A trademark tiff between America’s oldest beer maker and America’s best-selling beer brand appears to be over before it really began.
Last week, D.G. Yuengling & Son, the nearly 200-year-old Pennsylvania-based brewer, demanded that its much larger rival, Anheuser-Busch, stop using a tagline for its forthcoming Bud Light Next zero-carb beer, noting it resembled one already trademarked by Yuengling.
“Get ready for the next generation of beer,” read the Dec. 14 post from Bud Light’s Twitter account, according to a screenshot provided by Yuengling. The same graphic appeared on Bud Light’s Instagram and Facebook accounts that day, Yuengling said.
Yuengling objected, pointing out its own low-carb brew — Flight, introduced in February 2020 — is marketed as the “next generation of light beer.”
Yuengling registered that phrase with the U.S. Patent and Trademark Office more than a year ago.
The brewer had a little fun with Bud Light, tweeting an image of a cartoon burglar — masked and lowered by ropes — pilfering Flight’s catchphrase. “We know imitation is the sincerest form of flattery, but this is going a bit too far,” Yuengling tweeted at Bud Light.

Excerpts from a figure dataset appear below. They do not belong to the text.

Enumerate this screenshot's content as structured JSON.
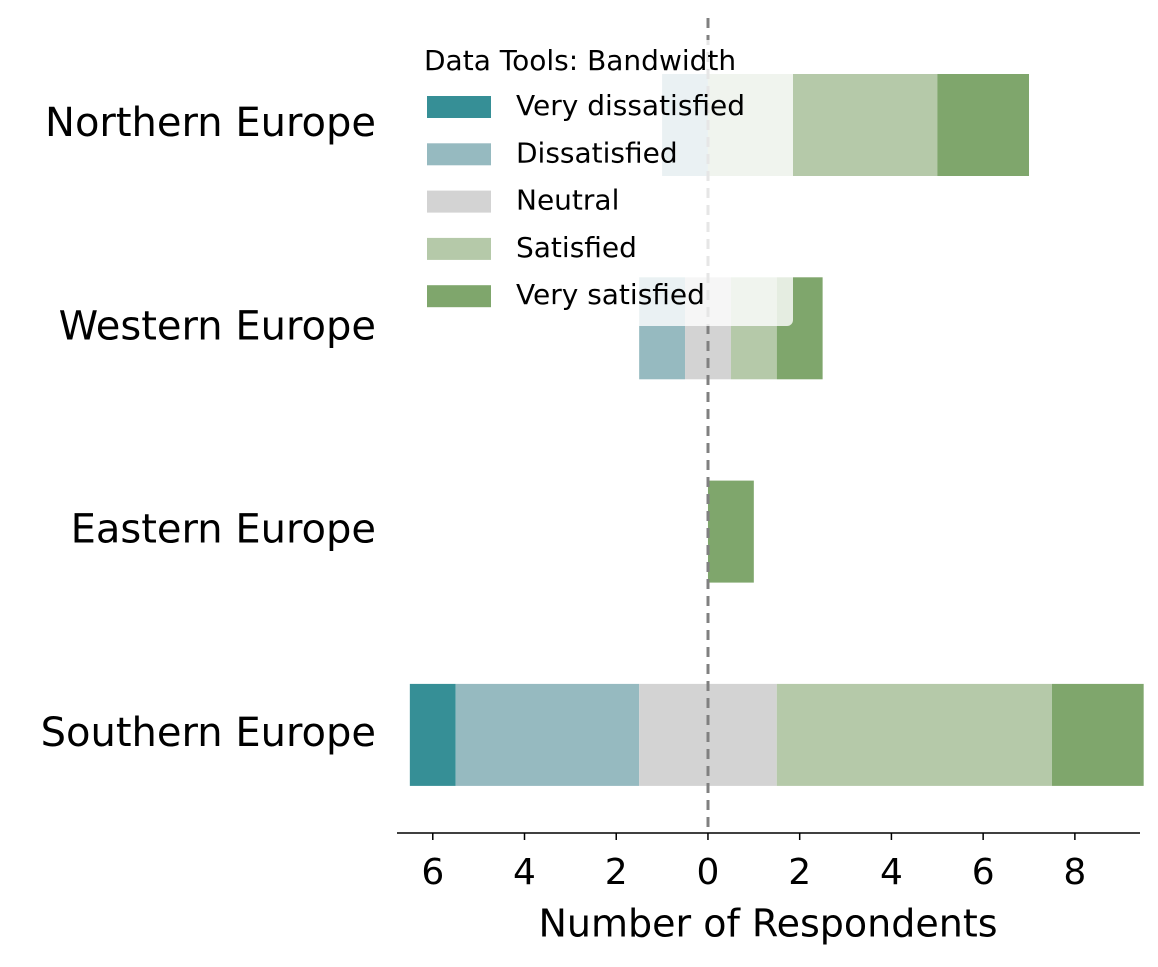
{
  "chart_data": {
    "type": "diverging-bar",
    "legend_title": "Data Tools: Bandwidth",
    "legend_position": "upper left",
    "x_label": "Number of Respondents",
    "categories": [
      "Northern Europe",
      "Western Europe",
      "Eastern Europe",
      "Southern Europe"
    ],
    "series": [
      {
        "name": "Very dissatisfied",
        "color": "#368f96",
        "values": [
          0,
          0,
          0,
          1
        ]
      },
      {
        "name": "Dissatisfied",
        "color": "#96bac0",
        "values": [
          1,
          1,
          0,
          4
        ]
      },
      {
        "name": "Neutral",
        "color": "#d3d3d3",
        "values": [
          0,
          1,
          0,
          3
        ]
      },
      {
        "name": "Satisfied",
        "color": "#b5c9a9",
        "values": [
          5,
          1,
          0,
          6
        ]
      },
      {
        "name": "Very satisfied",
        "color": "#7fa66c",
        "values": [
          2,
          1,
          1,
          2
        ]
      }
    ],
    "xlim": [
      -6.78,
      9.42
    ],
    "xticks": [
      {
        "value": -6,
        "label": "6"
      },
      {
        "value": -4,
        "label": "4"
      },
      {
        "value": -2,
        "label": "2"
      },
      0,
      2,
      4,
      6,
      8
    ]
  }
}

And then Yuengling got serious, sending the St. Louis-based beer giant a cease-and-desist letter.
“Flight by Yuengling is one of our lead brands; it’s one of our fastest-growing brands,” Yuengling spokesperson Paul Capelli said Wednesday. “We’ve created this great product, and if some other light beer takes our tagline and puts it on their brand, obviously that is extremely confusing for the consumer.”
Anheuser-Busch did not issue a formal response to Yuengling, but this week, Yuengling officials saw that Bud Light had scrubbed its social media accounts of the disputed posts and replaced them with ones that teased, “Get ready for what’s next.”
An email was sent to Anheuser-Busch on Wednesday seeking comment.